その講座の後に、オンライン教室の「私の大切にしたい価値観」を
テーマにした対話で選んだのは、「正直さ」「オープンであること」でした。
今まで目に入ってこなかったこの2つが、スーッと自然に目に止まったのは、
なんだか新鮮で、不思議な感覚でした。
今の私は、もう「尊重」を選ばなくて、いい。
大事にしたいものやこだわりも、それを選ぶ理由も、さまざま。
それがネガティブなものでも、ポジティブなものでも、何でも・どっちでも、いい。
ただ、それを否定せずに、「あるんだなぁ」「なぜだろう?」
「それをもって、私はどうありたいのか?」を感じてみる。
そうすると、今ほんとうに大事にしたいものを素直に選べるんだとおもいました。
長く携えてきた価値観も、味わい切って昇華すれば手放せることもあるし、
その後で新たな「いま大切にしたい価値観」にも出会えることも、ある。
出産後は、赤ちゃんの誕生で「親」の役割が追加されて、
仕事やパートナーシップや生き方の根っこが揺さぶられるようなおもいをすることも、
たくさんあります。
「私はどんなことをおもってる?」「そもそも、どんな人間だったっけ?」なんていうように。
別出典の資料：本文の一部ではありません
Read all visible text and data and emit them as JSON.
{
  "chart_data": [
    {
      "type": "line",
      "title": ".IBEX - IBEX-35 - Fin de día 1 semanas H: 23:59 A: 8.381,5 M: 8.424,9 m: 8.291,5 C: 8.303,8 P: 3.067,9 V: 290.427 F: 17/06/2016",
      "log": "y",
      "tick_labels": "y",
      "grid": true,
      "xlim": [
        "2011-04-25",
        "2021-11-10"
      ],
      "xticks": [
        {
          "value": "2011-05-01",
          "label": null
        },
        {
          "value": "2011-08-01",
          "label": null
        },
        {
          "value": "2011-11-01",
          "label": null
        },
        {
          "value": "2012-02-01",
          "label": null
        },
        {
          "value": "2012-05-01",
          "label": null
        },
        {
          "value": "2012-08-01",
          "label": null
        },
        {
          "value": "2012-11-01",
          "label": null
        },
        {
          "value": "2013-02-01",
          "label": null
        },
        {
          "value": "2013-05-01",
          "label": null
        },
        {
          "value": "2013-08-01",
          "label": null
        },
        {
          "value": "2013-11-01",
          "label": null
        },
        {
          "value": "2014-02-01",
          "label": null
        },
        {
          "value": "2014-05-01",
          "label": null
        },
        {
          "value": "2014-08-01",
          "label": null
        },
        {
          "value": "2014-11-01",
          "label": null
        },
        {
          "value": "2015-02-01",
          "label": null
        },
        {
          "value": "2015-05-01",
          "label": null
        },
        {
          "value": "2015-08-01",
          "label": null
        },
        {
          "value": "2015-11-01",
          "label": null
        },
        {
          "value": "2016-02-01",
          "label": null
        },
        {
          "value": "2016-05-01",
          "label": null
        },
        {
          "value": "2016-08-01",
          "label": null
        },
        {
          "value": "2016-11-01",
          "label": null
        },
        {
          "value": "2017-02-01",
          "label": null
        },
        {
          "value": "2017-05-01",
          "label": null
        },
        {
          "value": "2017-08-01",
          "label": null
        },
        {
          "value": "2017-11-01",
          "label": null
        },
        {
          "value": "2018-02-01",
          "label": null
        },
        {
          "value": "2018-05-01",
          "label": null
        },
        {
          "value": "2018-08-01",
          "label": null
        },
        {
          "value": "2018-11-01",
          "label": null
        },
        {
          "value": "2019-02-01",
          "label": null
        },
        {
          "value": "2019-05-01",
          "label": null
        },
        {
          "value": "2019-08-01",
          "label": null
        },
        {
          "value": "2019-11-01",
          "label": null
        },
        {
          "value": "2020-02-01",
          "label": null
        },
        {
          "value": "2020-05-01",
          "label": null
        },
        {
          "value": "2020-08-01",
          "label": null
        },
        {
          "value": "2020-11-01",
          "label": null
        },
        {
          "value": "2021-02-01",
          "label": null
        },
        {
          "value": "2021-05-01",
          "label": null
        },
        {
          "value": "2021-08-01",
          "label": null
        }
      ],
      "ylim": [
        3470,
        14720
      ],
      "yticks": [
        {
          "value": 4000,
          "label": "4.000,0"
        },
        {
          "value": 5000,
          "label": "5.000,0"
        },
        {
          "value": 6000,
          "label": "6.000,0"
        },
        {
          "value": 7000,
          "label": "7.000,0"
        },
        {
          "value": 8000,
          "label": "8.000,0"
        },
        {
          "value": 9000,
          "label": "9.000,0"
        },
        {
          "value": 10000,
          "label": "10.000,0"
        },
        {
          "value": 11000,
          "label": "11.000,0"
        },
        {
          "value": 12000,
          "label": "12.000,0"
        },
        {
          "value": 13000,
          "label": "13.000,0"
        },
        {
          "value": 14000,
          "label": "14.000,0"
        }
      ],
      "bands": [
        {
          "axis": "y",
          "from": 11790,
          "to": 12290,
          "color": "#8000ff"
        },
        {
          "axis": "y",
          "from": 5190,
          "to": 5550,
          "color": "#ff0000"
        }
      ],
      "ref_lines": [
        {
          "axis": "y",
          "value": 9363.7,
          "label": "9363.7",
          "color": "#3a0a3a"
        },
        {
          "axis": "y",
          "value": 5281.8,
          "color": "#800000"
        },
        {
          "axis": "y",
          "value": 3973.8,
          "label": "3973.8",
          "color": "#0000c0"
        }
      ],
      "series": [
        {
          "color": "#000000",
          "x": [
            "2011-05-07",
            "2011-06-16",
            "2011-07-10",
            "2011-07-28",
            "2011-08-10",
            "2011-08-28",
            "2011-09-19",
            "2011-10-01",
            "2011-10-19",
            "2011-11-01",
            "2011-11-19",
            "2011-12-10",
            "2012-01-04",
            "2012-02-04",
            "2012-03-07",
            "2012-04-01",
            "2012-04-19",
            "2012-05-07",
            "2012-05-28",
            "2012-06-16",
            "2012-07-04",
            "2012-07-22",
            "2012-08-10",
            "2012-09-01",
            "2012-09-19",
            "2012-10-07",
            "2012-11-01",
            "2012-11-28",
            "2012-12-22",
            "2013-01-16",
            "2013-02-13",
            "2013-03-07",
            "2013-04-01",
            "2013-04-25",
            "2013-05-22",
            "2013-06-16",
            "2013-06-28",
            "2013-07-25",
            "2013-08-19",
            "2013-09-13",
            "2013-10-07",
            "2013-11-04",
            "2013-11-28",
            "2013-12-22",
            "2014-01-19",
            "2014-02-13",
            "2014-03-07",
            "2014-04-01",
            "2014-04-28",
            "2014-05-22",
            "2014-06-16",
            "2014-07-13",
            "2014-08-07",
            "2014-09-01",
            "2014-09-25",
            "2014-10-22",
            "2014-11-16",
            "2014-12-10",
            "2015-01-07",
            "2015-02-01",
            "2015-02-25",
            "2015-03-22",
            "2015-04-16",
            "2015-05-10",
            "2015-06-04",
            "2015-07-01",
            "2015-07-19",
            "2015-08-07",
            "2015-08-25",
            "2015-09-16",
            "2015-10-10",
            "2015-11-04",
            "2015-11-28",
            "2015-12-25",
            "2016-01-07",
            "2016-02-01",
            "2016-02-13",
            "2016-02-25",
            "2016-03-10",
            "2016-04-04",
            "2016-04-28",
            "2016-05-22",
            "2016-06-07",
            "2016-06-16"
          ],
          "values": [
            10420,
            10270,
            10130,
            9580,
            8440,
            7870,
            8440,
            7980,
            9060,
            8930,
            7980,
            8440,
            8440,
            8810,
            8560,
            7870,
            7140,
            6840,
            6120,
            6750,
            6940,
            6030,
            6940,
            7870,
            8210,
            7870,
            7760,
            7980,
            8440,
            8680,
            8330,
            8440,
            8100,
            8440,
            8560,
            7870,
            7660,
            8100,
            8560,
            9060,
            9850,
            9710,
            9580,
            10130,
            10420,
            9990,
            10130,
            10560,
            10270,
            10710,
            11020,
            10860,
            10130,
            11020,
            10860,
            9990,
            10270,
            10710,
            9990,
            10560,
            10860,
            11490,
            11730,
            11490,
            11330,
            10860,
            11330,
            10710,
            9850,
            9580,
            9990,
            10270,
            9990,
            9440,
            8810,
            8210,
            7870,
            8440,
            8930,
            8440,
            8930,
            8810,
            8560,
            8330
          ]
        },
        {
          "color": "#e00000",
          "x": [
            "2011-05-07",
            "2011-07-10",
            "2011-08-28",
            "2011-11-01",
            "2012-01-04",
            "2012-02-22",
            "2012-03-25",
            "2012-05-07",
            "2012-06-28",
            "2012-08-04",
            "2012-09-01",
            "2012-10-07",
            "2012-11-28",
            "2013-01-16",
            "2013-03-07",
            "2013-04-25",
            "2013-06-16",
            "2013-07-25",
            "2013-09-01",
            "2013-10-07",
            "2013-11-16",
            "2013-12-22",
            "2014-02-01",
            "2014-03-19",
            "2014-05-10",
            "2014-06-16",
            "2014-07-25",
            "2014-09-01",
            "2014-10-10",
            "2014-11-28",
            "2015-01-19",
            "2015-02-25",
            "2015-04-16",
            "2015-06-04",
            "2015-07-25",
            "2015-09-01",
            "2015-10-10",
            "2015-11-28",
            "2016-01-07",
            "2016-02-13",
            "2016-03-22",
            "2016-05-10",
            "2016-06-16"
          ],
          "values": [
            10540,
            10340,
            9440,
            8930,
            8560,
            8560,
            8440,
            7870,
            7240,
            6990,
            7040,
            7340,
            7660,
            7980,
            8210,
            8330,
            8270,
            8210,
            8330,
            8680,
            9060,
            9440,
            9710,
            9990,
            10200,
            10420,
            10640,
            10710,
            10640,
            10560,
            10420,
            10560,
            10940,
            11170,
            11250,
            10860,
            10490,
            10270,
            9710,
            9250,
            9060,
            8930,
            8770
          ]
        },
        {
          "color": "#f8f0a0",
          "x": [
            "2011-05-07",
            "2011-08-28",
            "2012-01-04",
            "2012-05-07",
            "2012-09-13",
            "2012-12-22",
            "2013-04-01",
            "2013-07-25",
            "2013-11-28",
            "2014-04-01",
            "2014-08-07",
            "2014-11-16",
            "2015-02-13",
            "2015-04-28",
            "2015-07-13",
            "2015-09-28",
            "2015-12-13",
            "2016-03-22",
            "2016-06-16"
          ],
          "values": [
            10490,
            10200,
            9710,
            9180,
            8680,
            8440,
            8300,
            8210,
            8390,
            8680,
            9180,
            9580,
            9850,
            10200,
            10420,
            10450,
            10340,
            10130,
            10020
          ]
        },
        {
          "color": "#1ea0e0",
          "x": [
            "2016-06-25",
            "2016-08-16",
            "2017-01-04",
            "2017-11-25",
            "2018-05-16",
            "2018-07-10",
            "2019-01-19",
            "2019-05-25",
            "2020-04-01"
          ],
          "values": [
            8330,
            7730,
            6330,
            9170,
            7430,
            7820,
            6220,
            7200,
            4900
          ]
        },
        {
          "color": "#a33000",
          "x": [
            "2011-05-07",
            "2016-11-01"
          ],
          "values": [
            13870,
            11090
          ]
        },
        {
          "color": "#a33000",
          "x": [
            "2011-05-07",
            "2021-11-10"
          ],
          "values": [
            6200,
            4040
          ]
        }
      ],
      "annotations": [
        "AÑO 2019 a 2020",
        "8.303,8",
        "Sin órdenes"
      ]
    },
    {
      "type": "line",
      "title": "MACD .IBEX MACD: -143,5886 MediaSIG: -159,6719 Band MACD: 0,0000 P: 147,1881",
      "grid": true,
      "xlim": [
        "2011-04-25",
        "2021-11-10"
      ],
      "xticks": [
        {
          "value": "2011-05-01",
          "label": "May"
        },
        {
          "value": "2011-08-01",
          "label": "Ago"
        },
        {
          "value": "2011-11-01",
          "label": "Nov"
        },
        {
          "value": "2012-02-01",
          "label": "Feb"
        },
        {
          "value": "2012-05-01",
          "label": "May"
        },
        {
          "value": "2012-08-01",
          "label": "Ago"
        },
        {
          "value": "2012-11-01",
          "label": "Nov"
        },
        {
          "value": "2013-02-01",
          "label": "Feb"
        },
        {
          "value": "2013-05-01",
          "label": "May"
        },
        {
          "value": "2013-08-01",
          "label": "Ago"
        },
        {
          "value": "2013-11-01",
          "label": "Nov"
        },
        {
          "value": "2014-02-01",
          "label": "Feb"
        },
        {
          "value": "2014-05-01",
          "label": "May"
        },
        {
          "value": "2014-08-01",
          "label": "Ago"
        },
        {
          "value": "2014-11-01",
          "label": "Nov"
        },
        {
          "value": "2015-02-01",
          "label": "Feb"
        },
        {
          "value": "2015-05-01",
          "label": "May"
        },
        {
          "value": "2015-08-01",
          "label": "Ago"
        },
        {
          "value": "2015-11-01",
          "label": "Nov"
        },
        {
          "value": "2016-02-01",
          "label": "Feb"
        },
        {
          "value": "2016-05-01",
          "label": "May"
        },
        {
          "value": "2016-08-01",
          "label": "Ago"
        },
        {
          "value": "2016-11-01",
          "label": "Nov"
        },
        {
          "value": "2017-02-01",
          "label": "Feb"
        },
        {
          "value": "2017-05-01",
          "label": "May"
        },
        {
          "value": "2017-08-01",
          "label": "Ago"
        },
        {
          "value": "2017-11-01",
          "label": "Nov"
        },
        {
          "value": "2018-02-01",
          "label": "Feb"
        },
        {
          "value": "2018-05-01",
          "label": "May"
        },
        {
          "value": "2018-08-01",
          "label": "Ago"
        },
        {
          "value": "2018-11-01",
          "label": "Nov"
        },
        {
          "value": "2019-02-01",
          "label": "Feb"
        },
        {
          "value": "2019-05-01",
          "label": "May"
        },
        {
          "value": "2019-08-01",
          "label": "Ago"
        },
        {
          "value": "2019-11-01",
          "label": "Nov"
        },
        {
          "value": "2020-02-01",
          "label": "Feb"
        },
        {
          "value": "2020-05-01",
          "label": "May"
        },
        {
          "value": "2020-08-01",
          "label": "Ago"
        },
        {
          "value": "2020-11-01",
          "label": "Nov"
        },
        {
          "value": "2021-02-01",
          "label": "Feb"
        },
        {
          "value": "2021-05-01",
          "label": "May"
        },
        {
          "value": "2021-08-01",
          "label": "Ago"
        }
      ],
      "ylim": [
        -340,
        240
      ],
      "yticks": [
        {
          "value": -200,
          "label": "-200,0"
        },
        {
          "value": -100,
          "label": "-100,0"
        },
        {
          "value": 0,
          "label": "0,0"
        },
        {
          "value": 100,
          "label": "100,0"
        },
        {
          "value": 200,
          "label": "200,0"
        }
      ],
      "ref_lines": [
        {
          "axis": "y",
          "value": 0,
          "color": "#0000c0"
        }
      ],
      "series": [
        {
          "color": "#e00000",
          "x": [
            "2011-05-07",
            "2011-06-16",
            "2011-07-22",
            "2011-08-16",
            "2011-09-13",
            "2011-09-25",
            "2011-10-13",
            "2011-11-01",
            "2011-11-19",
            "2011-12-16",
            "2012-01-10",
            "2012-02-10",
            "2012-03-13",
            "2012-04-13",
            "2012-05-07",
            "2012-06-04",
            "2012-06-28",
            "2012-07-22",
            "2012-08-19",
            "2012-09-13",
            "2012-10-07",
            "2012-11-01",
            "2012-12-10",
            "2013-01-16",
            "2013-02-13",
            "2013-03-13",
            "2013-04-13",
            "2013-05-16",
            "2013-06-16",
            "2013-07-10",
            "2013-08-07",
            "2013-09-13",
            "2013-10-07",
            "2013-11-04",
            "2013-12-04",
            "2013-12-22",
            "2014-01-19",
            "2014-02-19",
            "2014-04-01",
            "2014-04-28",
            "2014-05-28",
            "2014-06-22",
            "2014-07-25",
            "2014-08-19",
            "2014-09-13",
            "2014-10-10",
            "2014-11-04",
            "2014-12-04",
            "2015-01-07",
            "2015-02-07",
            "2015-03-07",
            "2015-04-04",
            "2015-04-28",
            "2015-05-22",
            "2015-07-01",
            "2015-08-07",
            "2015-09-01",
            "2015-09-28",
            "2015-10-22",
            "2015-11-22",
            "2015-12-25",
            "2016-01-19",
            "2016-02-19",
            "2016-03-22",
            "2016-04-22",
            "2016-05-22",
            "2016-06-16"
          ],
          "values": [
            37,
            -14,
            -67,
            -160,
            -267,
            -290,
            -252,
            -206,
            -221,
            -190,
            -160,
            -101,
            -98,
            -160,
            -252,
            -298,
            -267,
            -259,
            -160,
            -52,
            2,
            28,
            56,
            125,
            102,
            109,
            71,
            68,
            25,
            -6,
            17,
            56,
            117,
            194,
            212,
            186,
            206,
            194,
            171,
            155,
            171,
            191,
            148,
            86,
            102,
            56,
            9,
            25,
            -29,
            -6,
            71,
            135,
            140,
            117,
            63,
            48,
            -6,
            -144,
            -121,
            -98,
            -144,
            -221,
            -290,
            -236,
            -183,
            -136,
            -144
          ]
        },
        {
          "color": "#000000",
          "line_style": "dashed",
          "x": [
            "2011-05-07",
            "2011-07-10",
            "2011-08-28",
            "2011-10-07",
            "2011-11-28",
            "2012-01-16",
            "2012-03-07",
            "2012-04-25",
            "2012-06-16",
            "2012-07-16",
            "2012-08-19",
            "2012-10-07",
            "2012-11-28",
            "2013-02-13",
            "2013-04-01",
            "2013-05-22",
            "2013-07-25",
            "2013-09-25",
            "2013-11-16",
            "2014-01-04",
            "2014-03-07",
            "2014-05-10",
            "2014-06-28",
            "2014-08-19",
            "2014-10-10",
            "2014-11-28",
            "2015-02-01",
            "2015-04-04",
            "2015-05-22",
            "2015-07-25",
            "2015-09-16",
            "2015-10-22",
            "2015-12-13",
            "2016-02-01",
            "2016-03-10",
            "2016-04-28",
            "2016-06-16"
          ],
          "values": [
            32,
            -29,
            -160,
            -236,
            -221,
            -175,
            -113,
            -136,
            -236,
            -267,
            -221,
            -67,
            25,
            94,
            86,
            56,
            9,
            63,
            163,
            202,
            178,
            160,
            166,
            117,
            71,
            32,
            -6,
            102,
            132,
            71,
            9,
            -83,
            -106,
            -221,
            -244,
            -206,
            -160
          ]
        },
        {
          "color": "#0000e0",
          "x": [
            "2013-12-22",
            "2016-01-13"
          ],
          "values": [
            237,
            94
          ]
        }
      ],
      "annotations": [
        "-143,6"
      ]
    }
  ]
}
でも、そうやって自分に向き合ってアイデンティティを再構築していく機会は、
人生にそう何度も訪れるものではないし、そこでじっくり自分や周囲に向き合うことで、
それまでよりもっと自分らしい行動や生き方を選び直すチャンスにもできる。
毎月、マドレボニータに参加する全国の出産後の女性たちは、
その機会に真摯に向き合って取り組んでいるんだと、あらためて尊敬のおもいも沸きました。
そして、私のように産後からしばらく経っても、
自分に向き合うことも、変化・更新し続けることも、
その意志と機会と、できればそれに一緒に取り組む仲間がいれば、
誰だってできるんじゃないか?とおもいます。
学んで、自分・周囲に向き合って、体験して・・・って、決して楽じゃないけれど、
おもしろい。
学びも、そして教室で出産後の女性たちと向き合う仕事にも、
さらに魅力と期待を感じる、そんなエピソードでした。